APRIL 23, 1938
NEW YORK, Friday—I did not have space yesterday to tell you much about my Williamsburg visit. The "Palace" has been very much more completely furnished since I was last there. Only old fabrics are used in the draperies and it creates a much greater illusion of age in the rooms. The gardens have grown up very quickly and are very attractive.
We ended our visit by paying a call on "Old Mary" in the kitchen. The guide asked her if she was eighty and she indignantly claimed to be at least a hundred. Then she told me that Mr. Rockefeller gave her the kitchen and that, though one could not sit down anywhere else, we could sit down there.

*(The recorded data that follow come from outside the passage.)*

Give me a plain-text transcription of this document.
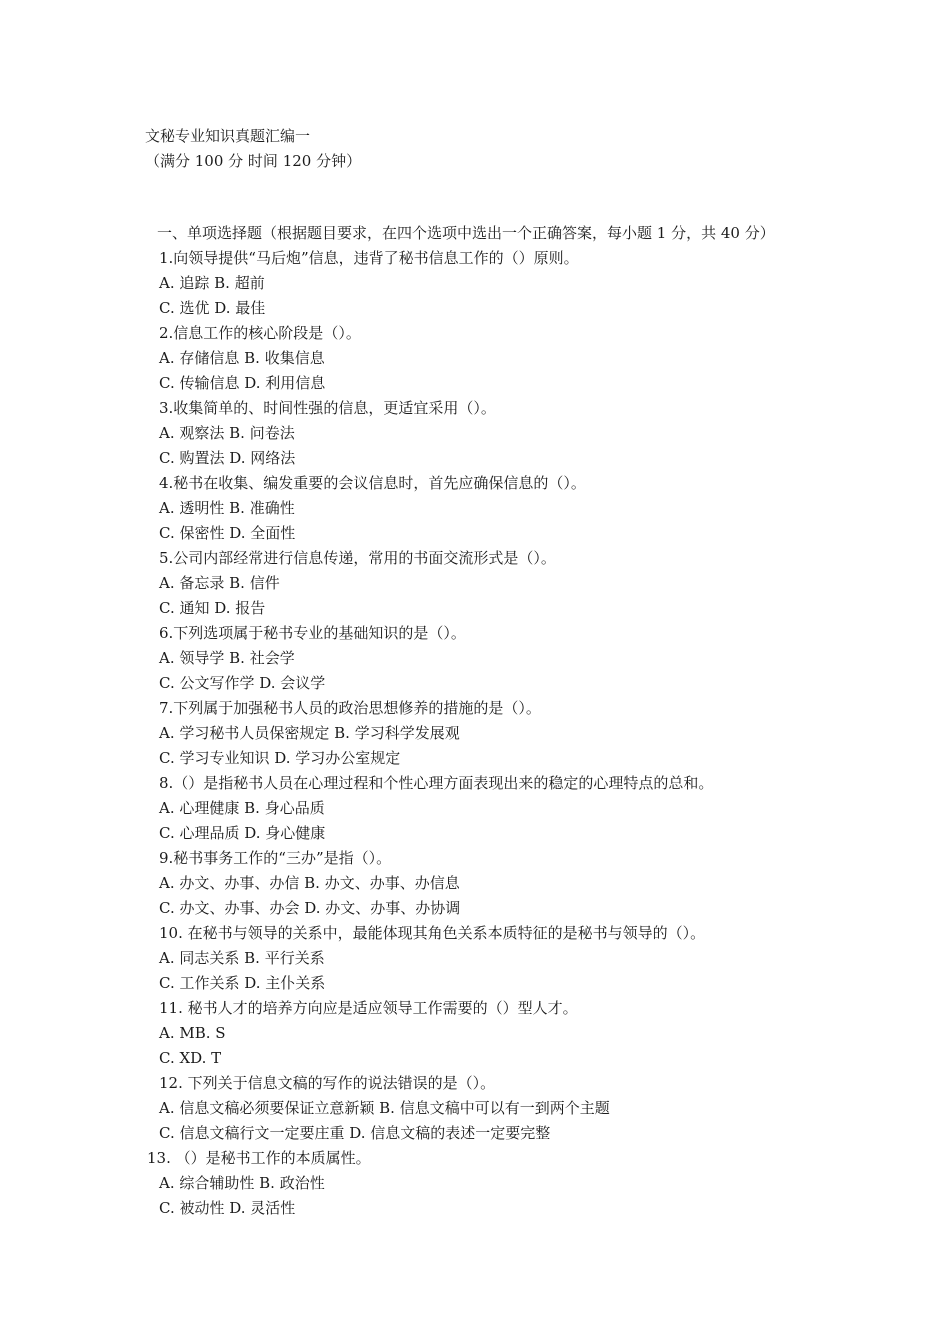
文秘专业知识真题汇编一
（满分 100 分 时间 120 分钟）
一、单项选择题（根据题目要求，在四个选项中选出一个正确答案，每小题 1 分，共 40 分）
1.向领导提供“马后炮”信息，违背了秘书信息工作的（）原则。
A. 追踪 B. 超前
C. 选优 D. 最佳
2.信息工作的核心阶段是（）。
A. 存储信息 B. 收集信息
C. 传输信息 D. 利用信息
3.收集简单的、时间性强的信息，更适宜采用（）。
A. 观察法 B. 问卷法
C. 购置法 D. 网络法
4.秘书在收集、编发重要的会议信息时，首先应确保信息的（）。
A. 透明性 B. 准确性
C. 保密性 D. 全面性
5.公司内部经常进行信息传递，常用的书面交流形式是（）。
A. 备忘录 B. 信件
C. 通知 D. 报告
6.下列选项属于秘书专业的基础知识的是（）。
A. 领导学 B. 社会学
C. 公文写作学 D. 会议学
7.下列属于加强秘书人员的政治思想修养的措施的是（）。
A. 学习秘书人员保密规定 B. 学习科学发展观
C. 学习专业知识 D. 学习办公室规定
8.（）是指秘书人员在心理过程和个性心理方面表现出来的稳定的心理特点的总和。
A. 心理健康 B. 身心品质
C. 心理品质 D. 身心健康
9.秘书事务工作的“三办”是指（）。
A. 办文、办事、办信 B. 办文、办事、办信息
C. 办文、办事、办会 D. 办文、办事、办协调
10. 在秘书与领导的关系中，最能体现其角色关系本质特征的是秘书与领导的（）。
A. 同志关系 B. 平行关系
C. 工作关系 D. 主仆关系
11. 秘书人才的培养方向应是适应领导工作需要的（）型人才。
A. MB. S
C. XD. T
12. 下列关于信息文稿的写作的说法错误的是（）。
A. 信息文稿必须要保证立意新颖 B. 信息文稿中可以有一到两个主题
C. 信息文稿行文一定要庄重 D. 信息文稿的表述一定要完整
13. （）是秘书工作的本质属性。
A. 综合辅助性 B. 政治性
C. 被动性 D. 灵活性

She invited us to do so while she explained the uses of the various utensils.
When I saw a machine for peeling apples, I decided that we are not so clever in our modern inventions. To be sure, these machines were run by hand-power, but inventors had ideas in those days.
Mr. and Mrs. John D. Rockefeller, Jr., happened to be in Williamsburg. They asked us to dine with them at the Inn and afterwards took us over to see the craft shop. They are having old pieces of furniture, pewter and silver, found in Williamsburg, reproduced and are selling them in the craft shop and other parts of the country. On the second floor of the craft shop, there is on exhibition a most interesting collection of tools which have been donated. They even have a complete set of shoemaker's tools.
We went to bed weary but filled with the beauty of the countryside and with the conviction that here was a marvelous way of learning American history. It lives all about you and I can think of nothing more educational for a youngster studying our Colonial days, than an opportunity to spend a day or two in Williamsburg.
Thursday morning we visited the Capitol, which has little that is modern in it. The jail has been made much more interesting by furnishings in the jailer's quarters, and last but not least, we saw Raleigh Tavern, which to me is the most delightful glimpse into past history. Then we paid Mr. and Mrs. Rockefeller a call in their perfectly charming, secluded and peaceful house, stopped for a glimpse at Carter's Grove and arrived at Hampton late.
Dr. and Mrs. Howe forgave us for being tardy and the ceremonies went forward in celebration of Hampton's 70th anniversary. Into the building of this institution has gone much courage and much vision. I do not think one could be there and look into the young faces and talk to the faculty and the trustees without being moved by the courageous meeting of problems and the hope for a better future.
Mrs. Morgenthau and I flew to New York from Richmond last night. Now I am off on a round of inconsequential errands.